Xylosma nelsonii is a species of flowering plant in the family Salicaceae, endemically distributed throughout Micronesia.

==Description==
Xylosma nelsonii is a small, unarmed, dioecious tree that is nearly glabrous apart from its inflorescences. Its branches are smooth and become wrinkled when dry, exhibiting a brownish or grayish hue with subtle slow-cellate patterning. The alternate, elliptic leaves are thin and papery, typically 5–8 cm long and 2.5–5 cm wide, with entire margins that may be slightly recurved or bear faint glandular teeth at vein tips. They are broadly rounded at the apex—occasionally slightly notched—and taper to a subacute or rounded base, each leaf featuring two distinct glands near the petiole insertion. When dry, the upper leaf surface appears brownish-olive and glossy, while the lower is paler but still shining. The venation consists of 5–6 slender, distant lateral veins per side, which anastomose into a fine reticulate pattern. Petioles are about 5 mm long and may be faintly puberulent. Male flowers are arranged in short axillary racemes or solitary fascicles, each raceme bearing a few flowers and measuring 1–1.5 cm in length. Pedicels are long and measure 5–7 mm, jointed at the base of 1 mm flower-bearing branches, each accompanied by a small ovate bract. The flowers have four imbricate, sparsely pubescent sepals which measure 2–3 mm long and 1.5–2 mm, with filaments 1–2 mm in length and broadly elliptic-ovoid anthers about 0.8–1 mm long.

==Distribution==
Xylosma nelsonii has a rather small extent, isolated to the Oceanian subregion of Micronesia. Within its span, it is exclusively found in Guam, the Federated States of Micronesia, and the Northern Mariana Islands.

==Ecology==
Xylosma nelsonii is a plant of the wet tropical biome, found at estimated elevations ranging 2–175 m above sea level.

==Taxonomy==
Xylosma nelsonii was first described by Elmer Drew Merrill in 1914 as Flacourtia integrifolia, and was later reassigned by Merrill himself in 1919 to its current name. Later, the genus underwent a grammatical gender concordance, initiated by William T. Stearn in 1992 when he questioned the genus's gender, and finalized by Dan Henry Nicolson in 1994, although Xylosma nelsonii was not subject to it because its epithet is a genitive noun, which remains unchanged regardless of gender. The collective number of synonyms across different sources is approximately 1.

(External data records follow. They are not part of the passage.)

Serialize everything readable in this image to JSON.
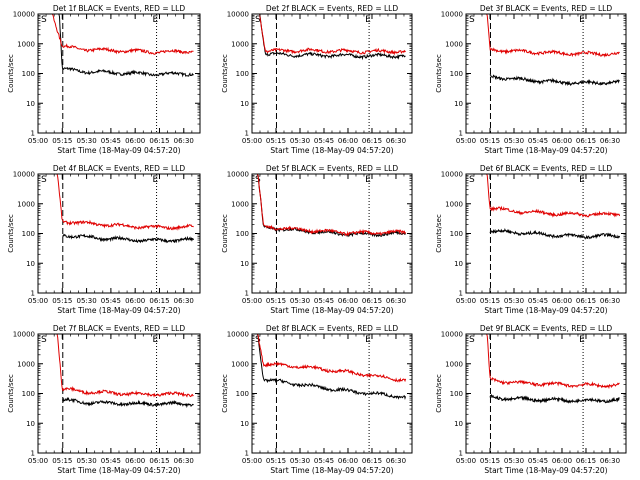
{
  "figure": {
    "ylabel": "Counts/sec",
    "xlabel": "Start Time (18-May-09 04:57:20)"
  },
  "chart_data": [
    {
      "type": "line",
      "title": "Det 1f BLACK = Events, RED = LLD",
      "ylabel": "Counts/sec",
      "xlabel": "Start Time (18-May-09 04:57:20)",
      "x_ticks": [
        "05:00",
        "05:15",
        "05:30",
        "05:45",
        "06:00",
        "06:15",
        "06:30"
      ],
      "y_ticks": [
        "1",
        "10",
        "100",
        "1000",
        "10000"
      ],
      "ylim": [
        1,
        10000
      ],
      "yscale": "log",
      "markers": [
        "S",
        "E"
      ],
      "series": [
        {
          "name": "BLACK = Events",
          "color": "#000000",
          "points": [
            [
              5.0,
              10000
            ],
            [
              5.22,
              10000
            ],
            [
              5.25,
              140
            ],
            [
              5.5,
              115
            ],
            [
              6.0,
              100
            ],
            [
              6.25,
              95
            ],
            [
              6.6,
              100
            ]
          ]
        },
        {
          "name": "RED = LLD",
          "color": "#e00000",
          "points": [
            [
              5.0,
              10000
            ],
            [
              5.15,
              10000
            ],
            [
              5.25,
              800
            ],
            [
              5.5,
              640
            ],
            [
              6.0,
              560
            ],
            [
              6.25,
              530
            ],
            [
              6.6,
              560
            ]
          ]
        }
      ]
    },
    {
      "type": "line",
      "title": "Det 2f BLACK = Events, RED = LLD",
      "ylabel": "Counts/sec",
      "xlabel": "Start Time (18-May-09 04:57:20)",
      "x_ticks": [
        "05:00",
        "05:15",
        "05:30",
        "05:45",
        "06:00",
        "06:15",
        "06:30"
      ],
      "y_ticks": [
        "1",
        "10",
        "100",
        "1000",
        "10000"
      ],
      "ylim": [
        1,
        10000
      ],
      "yscale": "log",
      "markers": [
        "S",
        "E"
      ],
      "series": [
        {
          "name": "BLACK = Events",
          "color": "#000000",
          "points": [
            [
              5.0,
              10000
            ],
            [
              5.08,
              10000
            ],
            [
              5.14,
              450
            ],
            [
              5.5,
              420
            ],
            [
              6.0,
              400
            ],
            [
              6.25,
              390
            ],
            [
              6.6,
              400
            ]
          ]
        },
        {
          "name": "RED = LLD",
          "color": "#e00000",
          "points": [
            [
              5.0,
              10000
            ],
            [
              5.08,
              10000
            ],
            [
              5.14,
              560
            ],
            [
              5.5,
              600
            ],
            [
              6.0,
              560
            ],
            [
              6.25,
              550
            ],
            [
              6.6,
              560
            ]
          ]
        }
      ]
    },
    {
      "type": "line",
      "title": "Det 3f BLACK = Events, RED = LLD",
      "ylabel": "Counts/sec",
      "xlabel": "Start Time (18-May-09 04:57:20)",
      "x_ticks": [
        "05:00",
        "05:15",
        "05:30",
        "05:45",
        "06:00",
        "06:15",
        "06:30"
      ],
      "y_ticks": [
        "1",
        "10",
        "100",
        "1000",
        "10000"
      ],
      "ylim": [
        1,
        10000
      ],
      "yscale": "log",
      "markers": [
        "S",
        "E"
      ],
      "series": [
        {
          "name": "BLACK = Events",
          "color": "#000000",
          "points": [
            [
              5.25,
              80
            ],
            [
              5.5,
              65
            ],
            [
              6.0,
              50
            ],
            [
              6.25,
              48
            ],
            [
              6.6,
              50
            ]
          ]
        },
        {
          "name": "RED = LLD",
          "color": "#e00000",
          "points": [
            [
              5.0,
              10000
            ],
            [
              5.22,
              10000
            ],
            [
              5.25,
              640
            ],
            [
              5.5,
              560
            ],
            [
              6.0,
              480
            ],
            [
              6.25,
              460
            ],
            [
              6.6,
              460
            ]
          ]
        }
      ]
    },
    {
      "type": "line",
      "title": "Det 4f BLACK = Events, RED = LLD",
      "ylabel": "Counts/sec",
      "xlabel": "Start Time (18-May-09 04:57:20)",
      "x_ticks": [
        "05:00",
        "05:15",
        "05:30",
        "05:45",
        "06:00",
        "06:15",
        "06:30"
      ],
      "y_ticks": [
        "1",
        "10",
        "100",
        "1000",
        "10000"
      ],
      "ylim": [
        1,
        10000
      ],
      "yscale": "log",
      "markers": [
        "S",
        "E"
      ],
      "series": [
        {
          "name": "BLACK = Events",
          "color": "#000000",
          "points": [
            [
              5.25,
              90
            ],
            [
              5.5,
              75
            ],
            [
              6.0,
              60
            ],
            [
              6.25,
              58
            ],
            [
              6.6,
              62
            ]
          ]
        },
        {
          "name": "RED = LLD",
          "color": "#e00000",
          "points": [
            [
              5.0,
              10000
            ],
            [
              5.2,
              10000
            ],
            [
              5.25,
              260
            ],
            [
              5.5,
              220
            ],
            [
              6.0,
              170
            ],
            [
              6.25,
              160
            ],
            [
              6.6,
              165
            ]
          ]
        }
      ]
    },
    {
      "type": "line",
      "title": "Det 5f BLACK = Events, RED = LLD",
      "ylabel": "Counts/sec",
      "xlabel": "Start Time (18-May-09 04:57:20)",
      "x_ticks": [
        "05:00",
        "05:15",
        "05:30",
        "05:45",
        "06:00",
        "06:15",
        "06:30"
      ],
      "y_ticks": [
        "1",
        "10",
        "100",
        "1000",
        "10000"
      ],
      "ylim": [
        1,
        10000
      ],
      "yscale": "log",
      "markers": [
        "S",
        "E"
      ],
      "series": [
        {
          "name": "BLACK = Events",
          "color": "#000000",
          "points": [
            [
              5.0,
              10000
            ],
            [
              5.06,
              10000
            ],
            [
              5.12,
              160
            ],
            [
              5.5,
              125
            ],
            [
              6.0,
              95
            ],
            [
              6.25,
              95
            ],
            [
              6.6,
              100
            ]
          ]
        },
        {
          "name": "RED = LLD",
          "color": "#e00000",
          "points": [
            [
              5.0,
              10000
            ],
            [
              5.06,
              10000
            ],
            [
              5.12,
              170
            ],
            [
              5.5,
              135
            ],
            [
              6.0,
              105
            ],
            [
              6.25,
              105
            ],
            [
              6.6,
              110
            ]
          ]
        }
      ]
    },
    {
      "type": "line",
      "title": "Det 6f BLACK = Events, RED = LLD",
      "ylabel": "Counts/sec",
      "xlabel": "Start Time (18-May-09 04:57:20)",
      "x_ticks": [
        "05:00",
        "05:15",
        "05:30",
        "05:45",
        "06:00",
        "06:15",
        "06:30"
      ],
      "y_ticks": [
        "1",
        "10",
        "100",
        "1000",
        "10000"
      ],
      "ylim": [
        1,
        10000
      ],
      "yscale": "log",
      "markers": [
        "S",
        "E"
      ],
      "series": [
        {
          "name": "BLACK = Events",
          "color": "#000000",
          "points": [
            [
              5.25,
              120
            ],
            [
              5.5,
              110
            ],
            [
              6.0,
              85
            ],
            [
              6.25,
              80
            ],
            [
              6.6,
              85
            ]
          ]
        },
        {
          "name": "RED = LLD",
          "color": "#e00000",
          "points": [
            [
              5.0,
              10000
            ],
            [
              5.22,
              10000
            ],
            [
              5.25,
              720
            ],
            [
              5.5,
              560
            ],
            [
              6.0,
              450
            ],
            [
              6.25,
              440
            ],
            [
              6.6,
              440
            ]
          ]
        }
      ]
    },
    {
      "type": "line",
      "title": "Det 7f BLACK = Events, RED = LLD",
      "ylabel": "Counts/sec",
      "xlabel": "Start Time (18-May-09 04:57:20)",
      "x_ticks": [
        "05:00",
        "05:15",
        "05:30",
        "05:45",
        "06:00",
        "06:15",
        "06:30"
      ],
      "y_ticks": [
        "1",
        "10",
        "100",
        "1000",
        "10000"
      ],
      "ylim": [
        1,
        10000
      ],
      "yscale": "log",
      "markers": [
        "S",
        "E"
      ],
      "series": [
        {
          "name": "BLACK = Events",
          "color": "#000000",
          "points": [
            [
              5.25,
              60
            ],
            [
              5.5,
              50
            ],
            [
              6.0,
              45
            ],
            [
              6.25,
              45
            ],
            [
              6.6,
              45
            ]
          ]
        },
        {
          "name": "RED = LLD",
          "color": "#e00000",
          "points": [
            [
              5.0,
              10000
            ],
            [
              5.2,
              10000
            ],
            [
              5.25,
              140
            ],
            [
              5.5,
              115
            ],
            [
              6.0,
              95
            ],
            [
              6.25,
              95
            ],
            [
              6.6,
              95
            ]
          ]
        }
      ]
    },
    {
      "type": "line",
      "title": "Det 8f BLACK = Events, RED = LLD",
      "ylabel": "Counts/sec",
      "xlabel": "Start Time (18-May-09 04:57:20)",
      "x_ticks": [
        "05:00",
        "05:15",
        "05:30",
        "05:45",
        "06:00",
        "06:15",
        "06:30"
      ],
      "y_ticks": [
        "1",
        "10",
        "100",
        "1000",
        "10000"
      ],
      "ylim": [
        1,
        10000
      ],
      "yscale": "log",
      "markers": [
        "S",
        "E"
      ],
      "series": [
        {
          "name": "BLACK = Events",
          "color": "#000000",
          "points": [
            [
              5.0,
              10000
            ],
            [
              5.06,
              10000
            ],
            [
              5.12,
              300
            ],
            [
              5.5,
              200
            ],
            [
              6.0,
              120
            ],
            [
              6.25,
              100
            ],
            [
              6.6,
              75
            ]
          ]
        },
        {
          "name": "RED = LLD",
          "color": "#e00000",
          "points": [
            [
              5.0,
              10000
            ],
            [
              5.06,
              10000
            ],
            [
              5.12,
              1000
            ],
            [
              5.5,
              800
            ],
            [
              6.0,
              520
            ],
            [
              6.25,
              400
            ],
            [
              6.6,
              280
            ]
          ]
        }
      ]
    },
    {
      "type": "line",
      "title": "Det 9f BLACK = Events, RED = LLD",
      "ylabel": "Counts/sec",
      "xlabel": "Start Time (18-May-09 04:57:20)",
      "x_ticks": [
        "05:00",
        "05:15",
        "05:30",
        "05:45",
        "06:00",
        "06:15",
        "06:30"
      ],
      "y_ticks": [
        "1",
        "10",
        "100",
        "1000",
        "10000"
      ],
      "ylim": [
        1,
        10000
      ],
      "yscale": "log",
      "markers": [
        "S",
        "E"
      ],
      "series": [
        {
          "name": "BLACK = Events",
          "color": "#000000",
          "points": [
            [
              5.25,
              75
            ],
            [
              5.5,
              65
            ],
            [
              6.0,
              60
            ],
            [
              6.25,
              58
            ],
            [
              6.6,
              60
            ]
          ]
        },
        {
          "name": "RED = LLD",
          "color": "#e00000",
          "points": [
            [
              5.0,
              10000
            ],
            [
              5.22,
              10000
            ],
            [
              5.25,
              290
            ],
            [
              5.5,
              230
            ],
            [
              6.0,
              200
            ],
            [
              6.25,
              190
            ],
            [
              6.6,
              190
            ]
          ]
        }
      ]
    }
  ]
}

Historically, Xylosma nelsonii was placed in Flacourtiaceae under older classification systems such as those of Cronquist and Takhtajan. Eventually, Flacourtiaceae, including this taxon, were reclassified into Salicaceae, a placement adopted by the APG III system and subsequently recognized by Plants of the World Online, though this classification remains disputed.

===Etymology===
The genus name Xylosma derives from xylon (ξύλον), meaning "wood" or "tree," and osmé (ὀσμή), meaning "smell," overall referring to the aromatic wood found in some species. The species epithet, nelsonii, is likely in honor of Edward William Nelson.